Bosman ve Balog kararları

Bosman ve Balog kararları
 

JEAN MARC BOSMAN KİMDİR?

Futbolda liberal devrimin başlamasına neden olan sıradan bir oyuncu ama futboldaki sıradanlığı transferi nedeni ile tüm dünyaya kendi adını duyurması ile bir anda değişti. Yıl 1990, Belçika 1. Ligi kulübü FC Liege oyuncusu Jean-Marc Bosman Fransız kulübü Dunkirk’e transfer olmak istedi. FC Liege bu transferi ülkelerarası transfer kuralları uyarınca engellemek istedi. Buna göre kulüpler aralarında bir transfer ödemesi miktarında anlaşacaklardı ve FC Liege çok yüksek bir transfer ücreti talep etti. Jean-Marc Bosman bu uygulamaya itiraz etti ve FC Liege kulübü, Belçika Futbol Federasyonu ve Avrupa Futbol Otoritelerini, mahkemeye verdi. Ona göre transfer ödemeleri konusundaki futbol kuralları, AB vatandaşlarının iş aramak için serbest dolaşım hakkını engellemekte idi.

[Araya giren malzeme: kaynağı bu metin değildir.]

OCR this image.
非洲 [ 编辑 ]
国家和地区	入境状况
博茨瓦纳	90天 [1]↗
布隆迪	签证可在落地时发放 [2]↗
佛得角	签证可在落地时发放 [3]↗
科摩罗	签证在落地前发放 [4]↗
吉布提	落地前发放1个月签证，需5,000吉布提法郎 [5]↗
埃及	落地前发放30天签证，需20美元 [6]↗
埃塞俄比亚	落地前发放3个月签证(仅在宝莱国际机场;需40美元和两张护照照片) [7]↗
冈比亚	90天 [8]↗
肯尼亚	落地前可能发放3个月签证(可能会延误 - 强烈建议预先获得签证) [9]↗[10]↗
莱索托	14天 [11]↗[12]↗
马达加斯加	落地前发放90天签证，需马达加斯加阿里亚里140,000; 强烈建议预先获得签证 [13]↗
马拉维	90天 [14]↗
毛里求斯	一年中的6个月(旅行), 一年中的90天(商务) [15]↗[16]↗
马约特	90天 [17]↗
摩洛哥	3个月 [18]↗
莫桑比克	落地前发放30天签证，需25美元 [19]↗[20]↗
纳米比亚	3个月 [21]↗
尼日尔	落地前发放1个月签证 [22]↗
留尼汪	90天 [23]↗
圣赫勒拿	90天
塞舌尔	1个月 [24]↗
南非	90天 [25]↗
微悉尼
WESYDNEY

1995 yılında AB Adalet Divanı (The European Court of Justice – ECJ) Jean-Marc Bosman lehine karar verdi. Mevcut futbol kuralları, çalışanların üye ülkeler arasında serbest dolaşımı ile ilgili Avrupa Birliği hukuku ile çalışma halinde idi. Sonuç olarak oyuncu transferi ve yabancı oyuncular ile ilgili kuralların AB hukuku iler uyumlu bir şekilde futbol otoriteleri tarafından derhal değiştirilmesi gerekiyordu.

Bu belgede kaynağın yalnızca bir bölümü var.